When to Use More Tooling
Sometimes, regardless of platform distribution and usage statistics, development groups really do need to test a larger set of browsers and platforms. That might be 5 environments rather than 20, but 5 platforms is enough to create the perennial 'too many tests, and not enough time' problem. Even if there is enough time, it can be difficult to be effective in testing multiple environments. People have a tendency to become accidentally blind to important things when they see them repeatedly.
UI automation tools such as the Selenium tool set, especially when used in conjunction with visual testing tools, make is possible to gain a large amount of coverage quickly, especially if a test can be re-used by simply changing out the browser name.
The UI automation + visual testing scenario might look something like this: Developers and testers spend the majority of their time testing and developing in a single platform regardless of how many others are in play. (My colleague, Matt Heusser, suggests having developers and testers working in different platforms to start, finding defects earlier. Both ideas have merit.) During primary development they explore, find and fix bugs, and either build a couple of automated UI tests or modify existing tests. That test includes a line of code that grabs a complete snapshot of each page. Every time the test is run, the new snapshot is compared with the baseline, and any differences are flagged in a dashboard that is accessible through the Continuous Integration system.
When the tests are run, instead of running against that single environment, they can be configured to be run against the set of browsers and platforms that are important to the customer base. Each difference reported by the visual testing integration with Selenium would be a trigger. Someone would need to look in the Continuous Integration dashboard and make a decision about whether or not the difference matters. If that difference does matter, for example a text label that overlaps a submit button on Chrome in Android, then the tester could spin up that environment to make the bug happen again, and then report to the developer or in a bug tracking system.
UI automation used in conjunction with visual testing is a powerful tool, but it is still incomplete. Selenium tools only return information through assertions, or accidentally if a page element can't be found. Groups that do this will still want a strategy built around a real live person interacting with and investigating the software.

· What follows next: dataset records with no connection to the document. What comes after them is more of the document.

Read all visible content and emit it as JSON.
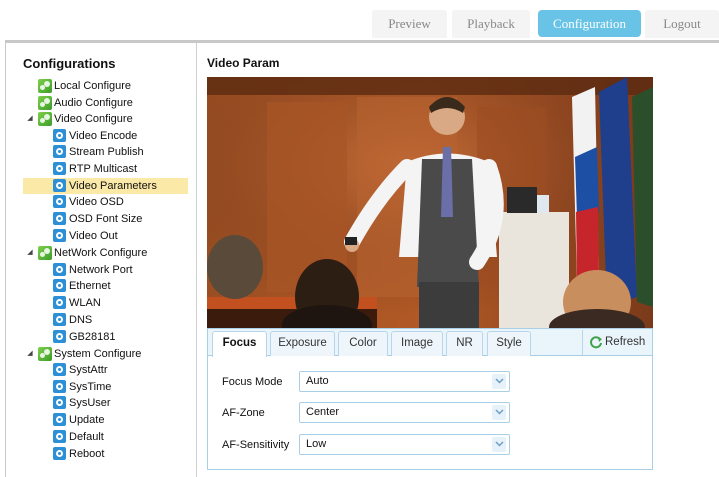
{
  "nav": {
    "preview": "Preview",
    "playback": "Playback",
    "configuration": "Configuration",
    "logout": "Logout"
  },
  "sidebar": {
    "title": "Configurations",
    "groups": [
      {
        "label": "Local Configure",
        "children": []
      },
      {
        "label": "Audio Configure",
        "children": []
      },
      {
        "label": "Video Configure",
        "children": [
          "Video Encode",
          "Stream Publish",
          "RTP Multicast",
          "Video Parameters",
          "Video OSD",
          "OSD Font Size",
          "Video Out"
        ]
      },
      {
        "label": "NetWork Configure",
        "children": [
          "Network Port",
          "Ethernet",
          "WLAN",
          "DNS",
          "GB28181"
        ]
      },
      {
        "label": "System Configure",
        "children": [
          "SystAttr",
          "SysTime",
          "SysUser",
          "Update",
          "Default",
          "Reboot"
        ]
      }
    ],
    "selected": "Video Parameters"
  },
  "main": {
    "title": "Video Param",
    "tabs": [
      "Focus",
      "Exposure",
      "Color",
      "Image",
      "NR",
      "Style"
    ],
    "active_tab": "Focus",
    "refresh_label": "Refresh",
    "fields": [
      {
        "label": "Focus Mode",
        "value": "Auto"
      },
      {
        "label": "AF-Zone",
        "value": "Center"
      },
      {
        "label": "AF-Sensitivity",
        "value": "Low"
      }
    ]
  },
  "colors": {
    "accent": "#68c3e6",
    "selected_row": "#fbe9a8",
    "tab_border": "#a9cfe6"
  }
}
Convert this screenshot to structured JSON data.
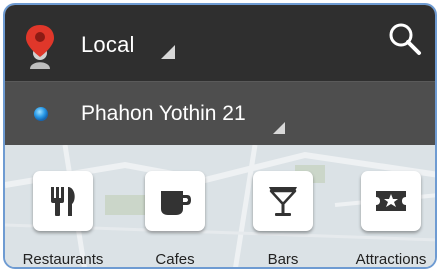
{
  "colors": {
    "action_bar": "#2f2f2f",
    "location_bar": "#4e4e4e",
    "frame_border": "#6e9bd2",
    "pin_red": "#e0372a",
    "location_dot": "#2a9be8"
  },
  "header": {
    "title": "Local",
    "logo_icon": "map-pin-person-icon",
    "search_icon": "search-icon"
  },
  "location": {
    "name": "Phahon Yothin 21",
    "status_icon": "location-dot-icon"
  },
  "categories": [
    {
      "label": "Restaurants",
      "icon": "fork-knife-icon"
    },
    {
      "label": "Cafes",
      "icon": "coffee-cup-icon"
    },
    {
      "label": "Bars",
      "icon": "cocktail-glass-icon"
    },
    {
      "label": "Attractions",
      "icon": "ticket-star-icon"
    }
  ]
}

The cross browser and platform problem can feel insurmountable at first glance. Development groups that take a 'test all the things' approach will find that insurmountable is the exact right word to use. Building a strategy, not a strategy document, but an actual strategy, can help. How many browsers and platforms are customers using. Of those, which actually matter. The intersection of time available, and people that can help will point to how much tooling, like Selenium and visual testing, to sprinkle into the strategy.